Claire plans to write several short stories inspired by photographs she took of taxidermized animals in museums, pawn shops, and curio stores across the midwest during her residency.
F A L L
September 11 – October 17
ISABELLE HAYEUR
Quebec, Canada
Isabelle works across photography and video art to examine, through a critical approach, the environment, urban development and social conditions.
While at Volland, Isabelle plans to continue an ongoing aquatic photography project and make a new experimental video, focusing on the Flint Hill’s landscape and unique plant life.
KATE PYONTEK
Somerville, MA
Kate’s poetry centers around questions of belonging, identity, nature, and human cruelty. Their recent poetry explores the relationship between individual and societal harms. Working with themes of ecological communities, Kate’s current project explores our individual and societal interactions.

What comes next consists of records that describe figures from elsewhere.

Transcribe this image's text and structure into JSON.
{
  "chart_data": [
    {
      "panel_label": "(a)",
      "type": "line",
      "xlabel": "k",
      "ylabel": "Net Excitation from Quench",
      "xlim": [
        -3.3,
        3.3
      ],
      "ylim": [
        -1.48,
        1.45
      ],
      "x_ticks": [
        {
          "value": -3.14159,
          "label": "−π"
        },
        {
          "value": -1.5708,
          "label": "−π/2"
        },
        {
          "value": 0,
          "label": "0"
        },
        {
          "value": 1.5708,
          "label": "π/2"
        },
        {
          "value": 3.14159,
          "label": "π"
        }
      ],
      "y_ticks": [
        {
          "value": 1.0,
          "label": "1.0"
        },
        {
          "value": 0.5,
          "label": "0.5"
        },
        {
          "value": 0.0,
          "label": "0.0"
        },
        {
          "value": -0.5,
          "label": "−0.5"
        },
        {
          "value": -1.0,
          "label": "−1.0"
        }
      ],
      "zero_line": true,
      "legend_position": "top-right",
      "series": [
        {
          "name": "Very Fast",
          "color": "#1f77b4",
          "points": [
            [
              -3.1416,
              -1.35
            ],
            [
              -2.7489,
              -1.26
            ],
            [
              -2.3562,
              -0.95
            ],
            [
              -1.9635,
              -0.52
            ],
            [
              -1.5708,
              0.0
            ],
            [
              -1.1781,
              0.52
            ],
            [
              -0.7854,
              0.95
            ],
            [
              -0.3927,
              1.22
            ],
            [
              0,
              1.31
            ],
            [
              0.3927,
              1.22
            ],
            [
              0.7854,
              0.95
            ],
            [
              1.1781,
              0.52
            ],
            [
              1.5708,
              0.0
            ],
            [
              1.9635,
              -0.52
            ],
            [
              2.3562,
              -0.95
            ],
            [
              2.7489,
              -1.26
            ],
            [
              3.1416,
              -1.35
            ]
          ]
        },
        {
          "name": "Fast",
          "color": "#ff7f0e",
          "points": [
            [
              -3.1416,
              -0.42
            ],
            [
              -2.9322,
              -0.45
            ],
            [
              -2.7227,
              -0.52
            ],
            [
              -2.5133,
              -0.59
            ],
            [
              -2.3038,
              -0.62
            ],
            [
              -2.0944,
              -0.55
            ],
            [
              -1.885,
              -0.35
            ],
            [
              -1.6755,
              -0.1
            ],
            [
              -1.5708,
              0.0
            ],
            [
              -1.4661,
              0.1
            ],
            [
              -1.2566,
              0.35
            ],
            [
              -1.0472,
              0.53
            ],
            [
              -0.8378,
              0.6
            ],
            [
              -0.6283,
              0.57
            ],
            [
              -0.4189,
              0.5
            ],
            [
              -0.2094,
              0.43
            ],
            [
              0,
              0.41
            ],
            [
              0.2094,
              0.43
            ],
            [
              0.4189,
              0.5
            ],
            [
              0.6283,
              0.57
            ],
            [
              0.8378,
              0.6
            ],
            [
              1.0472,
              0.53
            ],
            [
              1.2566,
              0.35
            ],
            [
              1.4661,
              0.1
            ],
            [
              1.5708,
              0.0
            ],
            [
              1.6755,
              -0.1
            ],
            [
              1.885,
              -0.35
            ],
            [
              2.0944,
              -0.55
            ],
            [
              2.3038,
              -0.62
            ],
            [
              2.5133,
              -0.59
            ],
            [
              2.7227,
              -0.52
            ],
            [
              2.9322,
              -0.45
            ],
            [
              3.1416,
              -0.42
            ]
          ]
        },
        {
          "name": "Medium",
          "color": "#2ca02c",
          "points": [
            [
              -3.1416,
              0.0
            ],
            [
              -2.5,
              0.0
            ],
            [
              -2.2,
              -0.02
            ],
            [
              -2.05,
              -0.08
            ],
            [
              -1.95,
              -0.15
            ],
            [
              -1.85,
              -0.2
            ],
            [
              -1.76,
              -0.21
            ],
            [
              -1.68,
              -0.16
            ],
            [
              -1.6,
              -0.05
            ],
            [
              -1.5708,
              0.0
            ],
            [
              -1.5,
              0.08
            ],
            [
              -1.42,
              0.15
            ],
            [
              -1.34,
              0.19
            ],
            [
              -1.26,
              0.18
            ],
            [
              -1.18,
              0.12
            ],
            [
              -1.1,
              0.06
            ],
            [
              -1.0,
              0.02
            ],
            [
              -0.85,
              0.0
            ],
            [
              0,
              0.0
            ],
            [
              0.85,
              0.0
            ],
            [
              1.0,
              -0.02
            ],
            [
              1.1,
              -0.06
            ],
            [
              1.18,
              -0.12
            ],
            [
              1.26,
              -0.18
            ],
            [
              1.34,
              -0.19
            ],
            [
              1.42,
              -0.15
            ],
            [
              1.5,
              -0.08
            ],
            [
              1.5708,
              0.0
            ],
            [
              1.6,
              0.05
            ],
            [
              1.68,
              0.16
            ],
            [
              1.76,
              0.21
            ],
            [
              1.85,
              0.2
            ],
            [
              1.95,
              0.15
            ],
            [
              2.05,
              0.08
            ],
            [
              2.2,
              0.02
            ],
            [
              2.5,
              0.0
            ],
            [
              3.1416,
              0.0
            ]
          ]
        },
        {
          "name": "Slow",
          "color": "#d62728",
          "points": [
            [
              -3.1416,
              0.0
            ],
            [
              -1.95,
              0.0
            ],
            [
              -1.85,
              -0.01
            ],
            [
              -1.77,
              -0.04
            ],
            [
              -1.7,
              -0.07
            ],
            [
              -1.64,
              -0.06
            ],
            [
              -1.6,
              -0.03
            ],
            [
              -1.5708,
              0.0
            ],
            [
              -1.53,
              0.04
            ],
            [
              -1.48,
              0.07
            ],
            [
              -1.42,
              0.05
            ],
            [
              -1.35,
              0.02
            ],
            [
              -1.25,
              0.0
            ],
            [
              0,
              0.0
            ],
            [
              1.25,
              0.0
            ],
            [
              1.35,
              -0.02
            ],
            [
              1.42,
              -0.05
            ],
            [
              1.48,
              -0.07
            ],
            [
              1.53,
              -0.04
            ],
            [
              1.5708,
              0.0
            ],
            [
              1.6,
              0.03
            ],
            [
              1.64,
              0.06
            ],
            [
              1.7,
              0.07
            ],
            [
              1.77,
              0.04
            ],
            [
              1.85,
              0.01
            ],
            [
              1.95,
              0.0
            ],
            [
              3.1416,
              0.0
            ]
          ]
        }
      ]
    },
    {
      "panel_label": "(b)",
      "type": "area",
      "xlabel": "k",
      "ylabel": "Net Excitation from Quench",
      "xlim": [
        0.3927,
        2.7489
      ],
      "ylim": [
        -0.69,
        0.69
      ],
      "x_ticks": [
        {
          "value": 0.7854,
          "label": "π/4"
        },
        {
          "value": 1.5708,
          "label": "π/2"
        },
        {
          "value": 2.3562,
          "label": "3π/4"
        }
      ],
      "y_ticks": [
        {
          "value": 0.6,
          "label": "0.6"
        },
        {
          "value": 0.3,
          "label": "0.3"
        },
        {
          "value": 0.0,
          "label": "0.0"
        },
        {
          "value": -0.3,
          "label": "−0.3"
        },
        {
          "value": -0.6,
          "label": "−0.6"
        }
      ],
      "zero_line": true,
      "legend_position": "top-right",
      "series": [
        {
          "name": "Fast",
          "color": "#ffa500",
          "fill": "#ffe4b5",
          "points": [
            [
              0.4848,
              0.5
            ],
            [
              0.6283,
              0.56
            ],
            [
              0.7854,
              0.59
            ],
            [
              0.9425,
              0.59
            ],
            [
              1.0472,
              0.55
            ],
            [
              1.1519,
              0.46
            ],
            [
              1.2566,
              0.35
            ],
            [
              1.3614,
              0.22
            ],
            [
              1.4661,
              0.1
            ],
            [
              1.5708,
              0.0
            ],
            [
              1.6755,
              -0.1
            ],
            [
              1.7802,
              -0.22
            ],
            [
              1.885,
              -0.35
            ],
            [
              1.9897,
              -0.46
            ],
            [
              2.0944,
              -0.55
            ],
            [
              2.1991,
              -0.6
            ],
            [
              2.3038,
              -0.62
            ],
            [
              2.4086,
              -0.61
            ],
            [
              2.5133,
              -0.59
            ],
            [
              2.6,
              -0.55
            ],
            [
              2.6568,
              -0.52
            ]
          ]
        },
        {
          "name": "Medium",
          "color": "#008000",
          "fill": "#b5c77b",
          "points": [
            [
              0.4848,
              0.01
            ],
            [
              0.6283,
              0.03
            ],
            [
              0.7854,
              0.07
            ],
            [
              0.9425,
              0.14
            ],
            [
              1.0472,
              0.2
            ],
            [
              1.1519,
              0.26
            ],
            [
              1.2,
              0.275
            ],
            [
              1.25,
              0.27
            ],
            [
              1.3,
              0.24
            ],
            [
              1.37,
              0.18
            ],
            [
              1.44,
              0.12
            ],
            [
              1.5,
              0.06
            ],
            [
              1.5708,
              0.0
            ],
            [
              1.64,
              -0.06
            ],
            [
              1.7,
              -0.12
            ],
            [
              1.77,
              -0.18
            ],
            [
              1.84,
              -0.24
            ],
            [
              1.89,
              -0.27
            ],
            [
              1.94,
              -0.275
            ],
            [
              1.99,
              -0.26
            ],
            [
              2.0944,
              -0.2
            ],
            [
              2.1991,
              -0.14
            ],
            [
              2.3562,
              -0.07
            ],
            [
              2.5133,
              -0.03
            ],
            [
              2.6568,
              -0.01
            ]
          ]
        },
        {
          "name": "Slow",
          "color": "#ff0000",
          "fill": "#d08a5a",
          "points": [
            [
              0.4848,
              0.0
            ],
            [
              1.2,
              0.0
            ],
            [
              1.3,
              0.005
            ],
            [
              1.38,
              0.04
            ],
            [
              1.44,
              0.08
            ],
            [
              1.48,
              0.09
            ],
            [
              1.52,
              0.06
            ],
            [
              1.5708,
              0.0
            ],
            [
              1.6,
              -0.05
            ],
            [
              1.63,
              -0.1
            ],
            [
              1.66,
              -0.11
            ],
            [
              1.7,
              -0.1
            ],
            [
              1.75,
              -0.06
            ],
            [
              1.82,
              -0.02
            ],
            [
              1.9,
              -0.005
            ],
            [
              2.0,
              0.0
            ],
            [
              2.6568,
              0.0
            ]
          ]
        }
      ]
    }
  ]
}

As a result, Kate hopes to elucidate what that link means personally and societally and find ways of breaking down that connection.
SAM TAYLOR
Wichita, KS
Sam Taylor, poet and professor in Wichita State University’s MFA program, “embraces a diverse aesthetic palette that spans from the classical lyric to the cusp of experimental, conceptual, and hybrid poetics.”
Dealing, most recently, in themes of ecology, history, and our contemporary moment, Sam hopes to find new avenues to explore during his residency
MARY WELCOME
Palouse, WA
God Bless the USPS is an ongoing photo-documentary project Mary began in 2012. Focusing primarily on small, rural post offices, Mary hopes to imbue viewers with the importance of the Post Office as “social fulcrums,” portraits of bioregions, and a place where news is shared.
Mary will continue this project while in-residence.